- Interactive map of Bakori
- Bakori Location in Nigeria
- Coordinates: 11°33′N 7°26′E﻿ / ﻿11.550°N 7.433°E
- Country: Nigeria
- State: Katsina State
- Established: 1989

Government
- • Type: Local Government

Area
- • Total: 679 km^{2} (262 sq mi)

Population (2006 census)
- • Total: 641,576
- • Density: 945/km^{2} (2,450/sq mi)
- Time zone: UTC+1 (WAT)
- 3-digit postal code prefix: 831
- ISO 3166 code: NG.KT.BK

= Bakori =

Bakori, is a town and local government area in Katsina State, Nigeria. It was created on 15 May 1989 during the military regime of General Ibrahim Badamasi Babangida.

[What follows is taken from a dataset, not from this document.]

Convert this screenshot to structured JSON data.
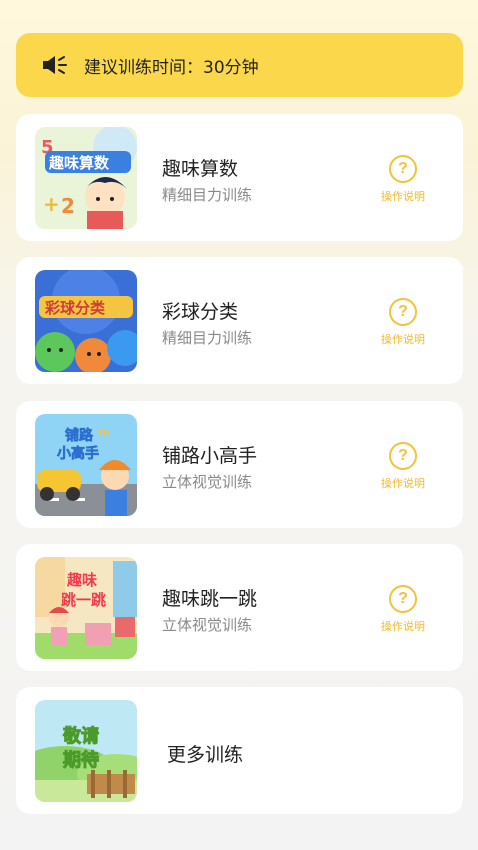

It has an area of 679 km^{2} and a population of 641,576 as of the 2006 census. It shares border with Funtua by the west, Malumfashi in the north, Danja in the south and Kankara in the east. Federal Government Girls College is located at Bakori.

The postal code of the area is 831.

== Geography ==
Bakori local government area covers a total land area of 679 square kilometres (262 square miles) with wind speed of 4 km/h. The area has an average temperature of 36 °C, while the humidity of the area is recorded at 14%.

=== Climate ===
Yearly temperature in Bakori varies between rainy season and dry season, with oppressive cloudy conditions and hot temperatures.

Climate change is causing a warmer, colder climate in Bakori, as evidenced by the positive trend of temperature increases and warming stripes.

==== Average Temperature ====
With an average daily high temperature of 94 °F, the hot season spans 1.9 months, from March 9 to May 4. At an average high temperature of 96 °F and low temperature of 71 °F, April is Bakori's hottest month of the year. With an average daily maximum temperature below 85 °F, the cool season spans 2.8 months, from July 7 to October 1. January is the coldest month of the year in Bakori, with an average high temperature of 85 °F and low temperature of 55 °F.
== Notable people ==
Notable people from Bakori include:

- Amina Lawal - sentenced to death by stoning for adultery, but eventually acquitted
- Senator Mohammed Tukur Liman - former Senate Majority Leader (1999-2003)
- Amiruddin Tukur is a Nigerian politician. He represented the Bakori / Danja Federal Constituency of Katsina State in the 8th and 9th Nigerian house of representatives from 2015 to 2023. He is a member of the All Progressives Congress (APC).